What kind of person flies from Boston to Sydney for a long weekend? The rich, hot idiots that make up the ensemble of Anyone But You, that’s who. These are the kind of people who would get on a 16-hour flight without knowing where they’re sleeping, or volunteer to swim out to a boat in the bay without being able to swim, or fly their daughter’s ex out to Australia halfway through the weekend as a surprise. There are leaps of logic aplenty, but does any of that really matter? No. Love matters.
We open on Bea (Sydney Sweeney), a law student begging to use the bathroom at a café, lecturing a barista about a law allowing her to use the bathroom without buying anything. Any flash of Liz Lemon-esque curmudgeon behavior quickly melts away after she meets Ben (Glen Powell), who has a vague finance job and pretends to be her husband, buying her a drink so she can pee. The mutual attraction is clear; Sweeney and Powell really do have chemistry that’s nearly as good as the tabloids would have us believe. They spend a romantic afternoon and evening together, falling asleep on his couch.
If you’ve seen the trailer for Anyone But You (or if you’ve read Much Ado About Nothing, which Anyone But You is not only based on but repeatedly references) you already know more or less what is going to happen here. A misunderstanding the next morning turns them against each other, only for them to reunite much later at an intimate family wedding in Australia. They behave incredibly obnoxiously about sleeping next to each other one night, so their family decides to try to trick them into thinking that they still have feelings for each other, and to get them to act on those feelings. Bea and Ben, using their combined brain power, realize their family is messing with them, and decide to pretend they’re dating to be left alone.
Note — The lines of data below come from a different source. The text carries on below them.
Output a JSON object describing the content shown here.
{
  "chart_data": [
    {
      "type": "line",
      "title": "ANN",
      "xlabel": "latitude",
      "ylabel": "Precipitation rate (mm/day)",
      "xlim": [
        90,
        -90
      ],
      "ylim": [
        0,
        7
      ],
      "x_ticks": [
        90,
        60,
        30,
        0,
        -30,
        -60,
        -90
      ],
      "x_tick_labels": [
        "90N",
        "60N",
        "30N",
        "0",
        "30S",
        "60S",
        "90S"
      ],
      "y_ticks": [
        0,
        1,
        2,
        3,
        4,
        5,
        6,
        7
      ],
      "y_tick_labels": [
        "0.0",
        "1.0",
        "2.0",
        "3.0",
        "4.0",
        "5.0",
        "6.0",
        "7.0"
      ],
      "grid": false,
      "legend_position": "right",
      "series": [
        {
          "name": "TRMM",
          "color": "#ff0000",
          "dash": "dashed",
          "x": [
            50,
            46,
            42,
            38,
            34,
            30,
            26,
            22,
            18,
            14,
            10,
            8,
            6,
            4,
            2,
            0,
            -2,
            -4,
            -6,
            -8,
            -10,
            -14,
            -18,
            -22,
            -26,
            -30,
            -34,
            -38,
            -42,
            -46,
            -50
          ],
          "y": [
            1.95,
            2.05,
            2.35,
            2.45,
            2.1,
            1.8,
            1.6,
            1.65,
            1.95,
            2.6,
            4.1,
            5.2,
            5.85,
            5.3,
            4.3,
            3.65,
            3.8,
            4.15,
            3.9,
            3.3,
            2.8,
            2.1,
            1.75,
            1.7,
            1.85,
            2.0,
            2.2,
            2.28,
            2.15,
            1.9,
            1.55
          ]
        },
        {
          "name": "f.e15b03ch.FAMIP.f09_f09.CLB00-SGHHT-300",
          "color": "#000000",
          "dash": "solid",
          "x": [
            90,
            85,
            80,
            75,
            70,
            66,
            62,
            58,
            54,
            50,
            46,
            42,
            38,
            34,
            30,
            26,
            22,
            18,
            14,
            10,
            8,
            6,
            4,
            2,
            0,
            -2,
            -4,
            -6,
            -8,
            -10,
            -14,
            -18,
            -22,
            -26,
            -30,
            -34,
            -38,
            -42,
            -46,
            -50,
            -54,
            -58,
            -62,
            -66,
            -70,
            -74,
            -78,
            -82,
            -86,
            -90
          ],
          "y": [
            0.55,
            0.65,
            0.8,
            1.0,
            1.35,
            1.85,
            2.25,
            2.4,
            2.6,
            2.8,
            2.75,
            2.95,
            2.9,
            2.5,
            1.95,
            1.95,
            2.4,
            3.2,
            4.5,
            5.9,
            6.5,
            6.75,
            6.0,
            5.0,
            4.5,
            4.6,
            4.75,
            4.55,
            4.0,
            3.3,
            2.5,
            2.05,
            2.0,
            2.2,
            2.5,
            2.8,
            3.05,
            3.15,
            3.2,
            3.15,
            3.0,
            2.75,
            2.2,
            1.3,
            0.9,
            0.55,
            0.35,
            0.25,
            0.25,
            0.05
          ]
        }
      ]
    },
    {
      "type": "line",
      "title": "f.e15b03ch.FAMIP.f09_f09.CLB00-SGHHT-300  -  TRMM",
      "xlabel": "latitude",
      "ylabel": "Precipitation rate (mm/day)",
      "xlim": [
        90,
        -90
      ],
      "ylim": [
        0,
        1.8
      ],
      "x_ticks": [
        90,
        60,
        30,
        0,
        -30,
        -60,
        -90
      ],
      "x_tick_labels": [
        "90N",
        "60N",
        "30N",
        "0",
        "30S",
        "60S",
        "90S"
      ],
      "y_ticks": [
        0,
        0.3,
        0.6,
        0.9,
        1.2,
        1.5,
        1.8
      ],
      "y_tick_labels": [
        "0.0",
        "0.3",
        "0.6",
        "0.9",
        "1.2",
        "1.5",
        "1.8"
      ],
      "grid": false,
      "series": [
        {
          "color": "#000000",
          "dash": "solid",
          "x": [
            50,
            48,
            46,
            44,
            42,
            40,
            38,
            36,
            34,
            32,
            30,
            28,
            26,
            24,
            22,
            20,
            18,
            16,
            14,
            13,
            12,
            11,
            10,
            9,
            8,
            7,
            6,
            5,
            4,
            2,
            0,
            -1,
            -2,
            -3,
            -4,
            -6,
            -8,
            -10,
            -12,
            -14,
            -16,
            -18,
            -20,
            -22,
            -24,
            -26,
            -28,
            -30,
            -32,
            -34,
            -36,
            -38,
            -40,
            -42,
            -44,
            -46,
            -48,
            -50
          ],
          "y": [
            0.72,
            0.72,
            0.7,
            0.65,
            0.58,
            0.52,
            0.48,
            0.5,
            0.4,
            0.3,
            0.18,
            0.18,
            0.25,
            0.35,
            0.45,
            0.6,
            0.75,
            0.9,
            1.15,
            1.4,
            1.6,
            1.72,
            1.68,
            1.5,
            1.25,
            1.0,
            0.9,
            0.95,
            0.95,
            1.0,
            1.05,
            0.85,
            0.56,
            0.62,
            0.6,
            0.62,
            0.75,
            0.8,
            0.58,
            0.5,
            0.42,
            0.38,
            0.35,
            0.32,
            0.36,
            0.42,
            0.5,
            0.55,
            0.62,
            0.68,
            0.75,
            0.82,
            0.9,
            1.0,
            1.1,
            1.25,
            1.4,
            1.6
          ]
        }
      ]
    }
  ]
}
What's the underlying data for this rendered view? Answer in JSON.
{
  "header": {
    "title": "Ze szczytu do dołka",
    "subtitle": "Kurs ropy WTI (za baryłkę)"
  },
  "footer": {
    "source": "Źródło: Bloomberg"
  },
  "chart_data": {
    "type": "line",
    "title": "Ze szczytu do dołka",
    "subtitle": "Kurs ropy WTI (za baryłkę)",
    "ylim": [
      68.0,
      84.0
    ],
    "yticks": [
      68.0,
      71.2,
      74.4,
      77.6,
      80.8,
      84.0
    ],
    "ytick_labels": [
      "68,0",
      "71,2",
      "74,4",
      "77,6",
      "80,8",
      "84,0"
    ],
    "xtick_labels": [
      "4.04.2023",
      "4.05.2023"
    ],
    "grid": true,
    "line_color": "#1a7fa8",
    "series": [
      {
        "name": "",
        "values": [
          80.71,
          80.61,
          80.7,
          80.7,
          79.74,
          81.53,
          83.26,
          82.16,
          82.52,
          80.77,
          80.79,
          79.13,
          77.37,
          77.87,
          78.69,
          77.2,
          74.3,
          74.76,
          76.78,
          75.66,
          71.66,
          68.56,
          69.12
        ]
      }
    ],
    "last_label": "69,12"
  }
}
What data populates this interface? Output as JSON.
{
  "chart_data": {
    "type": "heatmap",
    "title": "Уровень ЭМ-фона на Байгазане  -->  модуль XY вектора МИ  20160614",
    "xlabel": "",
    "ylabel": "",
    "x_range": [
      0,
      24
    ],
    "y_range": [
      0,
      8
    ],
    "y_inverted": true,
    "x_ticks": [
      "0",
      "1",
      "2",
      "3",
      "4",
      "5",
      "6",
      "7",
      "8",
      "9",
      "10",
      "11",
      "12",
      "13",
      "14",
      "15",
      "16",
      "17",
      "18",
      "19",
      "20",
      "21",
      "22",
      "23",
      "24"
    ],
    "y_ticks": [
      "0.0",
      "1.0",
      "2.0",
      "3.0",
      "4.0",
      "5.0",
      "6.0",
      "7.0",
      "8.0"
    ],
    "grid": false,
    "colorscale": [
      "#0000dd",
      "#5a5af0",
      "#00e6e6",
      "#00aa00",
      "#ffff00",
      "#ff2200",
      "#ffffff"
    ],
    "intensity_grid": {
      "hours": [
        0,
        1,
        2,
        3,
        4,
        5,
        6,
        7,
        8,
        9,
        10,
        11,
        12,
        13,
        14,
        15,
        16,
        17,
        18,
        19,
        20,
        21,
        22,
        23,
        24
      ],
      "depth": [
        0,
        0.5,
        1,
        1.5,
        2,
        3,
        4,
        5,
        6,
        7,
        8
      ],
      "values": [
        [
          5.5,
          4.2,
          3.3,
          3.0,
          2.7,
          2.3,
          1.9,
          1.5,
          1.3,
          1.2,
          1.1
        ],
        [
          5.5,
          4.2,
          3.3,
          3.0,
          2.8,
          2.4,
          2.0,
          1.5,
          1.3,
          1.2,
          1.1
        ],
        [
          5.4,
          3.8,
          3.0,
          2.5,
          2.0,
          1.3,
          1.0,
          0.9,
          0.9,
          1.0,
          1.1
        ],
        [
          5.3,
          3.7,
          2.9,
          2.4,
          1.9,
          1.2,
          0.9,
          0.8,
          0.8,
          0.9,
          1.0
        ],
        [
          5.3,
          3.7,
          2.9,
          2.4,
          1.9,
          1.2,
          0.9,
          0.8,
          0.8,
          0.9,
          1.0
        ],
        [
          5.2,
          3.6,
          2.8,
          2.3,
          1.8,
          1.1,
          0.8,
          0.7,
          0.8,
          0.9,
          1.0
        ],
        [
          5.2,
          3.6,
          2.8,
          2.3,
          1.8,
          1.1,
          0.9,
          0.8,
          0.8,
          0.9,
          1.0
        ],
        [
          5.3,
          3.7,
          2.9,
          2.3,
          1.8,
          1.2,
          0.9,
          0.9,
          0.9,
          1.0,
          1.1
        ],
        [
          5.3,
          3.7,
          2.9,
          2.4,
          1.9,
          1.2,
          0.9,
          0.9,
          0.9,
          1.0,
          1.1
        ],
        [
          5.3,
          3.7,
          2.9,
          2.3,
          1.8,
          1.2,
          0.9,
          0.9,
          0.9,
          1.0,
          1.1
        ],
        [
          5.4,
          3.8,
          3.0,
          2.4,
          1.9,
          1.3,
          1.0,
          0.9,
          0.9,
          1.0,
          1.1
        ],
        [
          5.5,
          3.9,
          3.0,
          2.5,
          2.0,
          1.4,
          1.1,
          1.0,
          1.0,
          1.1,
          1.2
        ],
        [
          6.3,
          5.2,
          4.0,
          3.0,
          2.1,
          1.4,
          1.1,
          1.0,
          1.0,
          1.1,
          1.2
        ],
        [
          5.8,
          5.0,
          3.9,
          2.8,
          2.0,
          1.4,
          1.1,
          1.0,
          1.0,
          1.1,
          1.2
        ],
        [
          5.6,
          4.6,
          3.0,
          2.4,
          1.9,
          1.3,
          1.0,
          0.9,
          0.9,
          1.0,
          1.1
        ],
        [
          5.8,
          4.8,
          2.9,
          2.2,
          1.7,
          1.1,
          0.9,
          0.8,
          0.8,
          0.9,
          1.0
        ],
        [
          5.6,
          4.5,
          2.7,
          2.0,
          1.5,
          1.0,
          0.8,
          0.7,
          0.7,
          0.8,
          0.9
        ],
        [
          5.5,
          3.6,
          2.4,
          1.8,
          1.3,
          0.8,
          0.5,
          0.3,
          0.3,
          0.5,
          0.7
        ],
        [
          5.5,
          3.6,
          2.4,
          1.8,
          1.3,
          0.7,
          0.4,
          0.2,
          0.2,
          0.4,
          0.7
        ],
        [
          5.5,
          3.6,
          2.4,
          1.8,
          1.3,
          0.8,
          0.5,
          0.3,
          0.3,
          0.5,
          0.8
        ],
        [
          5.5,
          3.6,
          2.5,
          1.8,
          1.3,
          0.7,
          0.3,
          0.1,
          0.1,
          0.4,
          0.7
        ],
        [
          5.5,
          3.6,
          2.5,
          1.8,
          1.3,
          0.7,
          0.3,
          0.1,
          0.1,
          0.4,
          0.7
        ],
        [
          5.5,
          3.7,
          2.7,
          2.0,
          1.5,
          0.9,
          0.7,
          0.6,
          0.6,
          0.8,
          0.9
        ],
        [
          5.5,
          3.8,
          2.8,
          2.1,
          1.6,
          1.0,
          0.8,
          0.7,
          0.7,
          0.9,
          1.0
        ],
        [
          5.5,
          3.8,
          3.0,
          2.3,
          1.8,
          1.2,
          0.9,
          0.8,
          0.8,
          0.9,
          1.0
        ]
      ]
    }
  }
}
Convenient, too, is that both of their exes are at the wedding, so Bea and Ben can make them jealous.
No one goes into a movie like Anyone But You for realism, nor should they. The film is made as fun escapism, and it succeeds at that. It’s aspirational, but not in the Gossip Girl way of name-dropping designers and outwardly flexing their wealth. Anyone But You is more saying, “Imagine how your family would be, in this wonderful situation?”
It certainly doesn’t hurt that the entire cast looks as good as the subtropical setting. Though hardly laugh-out-loud funny, the gags—at least the few that weren’t already included in the trailer—are amusing enough, and the supporting actors are all pretty game. As brides-to-be, Halle (Hadley Robinson) and Claudia (Alexandra Shipp) congeal well through their scheming. Ben’s friend Pete (a standout GaTa) gets both some great solo moments and some scheming of his own with father of a bride Roger (Bryan Brown); unfortunate, then, that he’s the only character without a love interest.
Really, though, this is Sweeney and Powell’s movie, and they occupy all of the attention. Powell continues his leading man campaign, functioning well as the guy you know on paper would be an utter disaster to date but you can’t help but be drawn to him anyway. And there are few faces in contemporary Hollywood that communicate total emotional devastation as well as Sweeney’s; her comedy chops are mostly competent, but she shines most in the “boy loses girl” segment of the rom-com plot.
Even if incredibly formulaic, director Will Gluck (Easy A, Friends With Benefits) is never winking. Yes, the plot of Anyone But You hits exactly every beat when you think it would, grand romantic gestures and all. But it is content—thrilled, in fact—to be a boilerplate rom-com. It doesn’t seek to get ahead of any criticism leveled at it. Formulas exist for a reason, and they can still be executed well. Sparks fly, even if there aren’t enough of them to give the film a jolt of electricity. Anyone But You doesn’t reinvent any wheels, but the wheels will get you to your destination on time.